Over the past few days I have noticed that there have been a great number of robins hanging around the large cherry tree on our property. Usually this means that the fruit is starting to ripen, but I had my doubts since this is very early to have ripe cherries in this part of Nova Scotia. After watching the birds flying back and forth, chasing each other and causing an amusing ruckus, I decided that I should wander over to the tree to investigate. Much to my surprise there were a fair number of cherries ready to pick. I should mention that these are black cherries which are perfectly good to eat. but they are not as sweet as bing cherries. At our house this fruit is usually used for jams, pies, jellies and a cherry sauce which goes well on pancakes. I refuse to admit that the cherry sauce was discovered only after a failed batch of jelly.
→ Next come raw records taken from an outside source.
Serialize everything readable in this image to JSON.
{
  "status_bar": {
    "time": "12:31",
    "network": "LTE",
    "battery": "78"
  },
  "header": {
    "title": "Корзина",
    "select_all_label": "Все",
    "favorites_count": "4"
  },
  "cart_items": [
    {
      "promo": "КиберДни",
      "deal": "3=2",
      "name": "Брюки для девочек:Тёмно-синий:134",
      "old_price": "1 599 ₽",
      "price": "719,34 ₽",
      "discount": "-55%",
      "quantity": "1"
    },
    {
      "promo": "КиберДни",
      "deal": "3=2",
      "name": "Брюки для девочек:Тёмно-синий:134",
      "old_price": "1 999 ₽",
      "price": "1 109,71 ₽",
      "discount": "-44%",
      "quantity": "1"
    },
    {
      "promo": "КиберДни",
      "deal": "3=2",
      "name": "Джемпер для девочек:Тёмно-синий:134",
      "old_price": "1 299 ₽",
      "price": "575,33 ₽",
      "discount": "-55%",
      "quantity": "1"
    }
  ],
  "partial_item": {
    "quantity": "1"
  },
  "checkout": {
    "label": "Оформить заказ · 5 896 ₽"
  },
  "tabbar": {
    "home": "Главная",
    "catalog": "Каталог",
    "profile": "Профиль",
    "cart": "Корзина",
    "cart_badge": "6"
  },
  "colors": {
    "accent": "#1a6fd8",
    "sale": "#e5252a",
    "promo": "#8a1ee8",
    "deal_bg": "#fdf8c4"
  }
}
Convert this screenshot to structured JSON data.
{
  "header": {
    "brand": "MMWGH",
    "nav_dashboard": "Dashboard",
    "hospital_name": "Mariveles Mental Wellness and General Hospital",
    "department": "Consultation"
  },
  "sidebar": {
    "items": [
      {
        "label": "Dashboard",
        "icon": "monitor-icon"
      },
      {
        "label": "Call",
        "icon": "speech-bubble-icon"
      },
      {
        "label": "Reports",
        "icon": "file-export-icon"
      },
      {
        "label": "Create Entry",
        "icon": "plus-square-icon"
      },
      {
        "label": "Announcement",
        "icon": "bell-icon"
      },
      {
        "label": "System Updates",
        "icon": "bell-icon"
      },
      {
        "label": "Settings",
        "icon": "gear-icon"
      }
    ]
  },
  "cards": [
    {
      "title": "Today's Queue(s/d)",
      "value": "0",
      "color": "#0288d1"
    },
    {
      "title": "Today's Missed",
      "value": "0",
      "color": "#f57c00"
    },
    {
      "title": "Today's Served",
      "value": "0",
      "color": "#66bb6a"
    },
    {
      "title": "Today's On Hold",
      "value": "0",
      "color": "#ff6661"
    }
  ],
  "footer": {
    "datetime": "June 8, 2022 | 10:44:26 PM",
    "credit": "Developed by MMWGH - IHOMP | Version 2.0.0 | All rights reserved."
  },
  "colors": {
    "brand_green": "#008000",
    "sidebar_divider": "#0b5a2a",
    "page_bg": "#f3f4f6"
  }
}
Knowing that the fruit was ready, I hustled myself back into the house where I created my annual berry picking apparatus. Essentially, the apparatus is a ice cream container with a string I can loop around my neck. This allows me to pick with both hands and not worry about spilling the fruit. While this is not great for strawberries, it works wonderfully for cherries, high bush blueberries and raspberries. Since the previous year's version usually disappears into the recycling bin by the first of October, I get the fun of creating a new piece of industrial art every summer. After about an hour of picking (while the fruit was ripe it was still somewhat sparse), I had enough cherries to head inside to get the rest of the process moving.
My least favorite part of the process is pitting the cherries. In fact, this is the only part of the process that I would actually consider work. I pit the cherries by hand. I have seen and tried many different pitting tools, but, for these little cherries, I still find fingers to be the most useful. The problem when pitting cherries is that the juice tends to spray all over the place. The flying juice is fairly heedless of clothing or anything else within spraying distance. An apron or old clothes are a necessity. If you take a look at the white plastic table covering you can see some of the juice spatter. The other element of pitting is that it is a fairly mindless and repetitive activity. Some background music or an interesting program on the radio help reduce the tedium.
This particular batch of cherries were destined to become jam. I have previously mused about jams and jellies as a viable culinary link between ourselves and our ancestors. I really have no need to make jam, I can easily purchase every flavour I could ever ask for. Despite this, I personally feel that it is important to maintain some of the authentic flavours and cooking techniques of previous generations. For me this includes eating locally grown products and making preserves. While this is a matter of choice rather than a matter of necessity, I still feel that this is a viable way to keep in contact with important traditions. Best of all, the efforts of a warm July day will be appreciated on a cold February morning when one of these jars is popped open.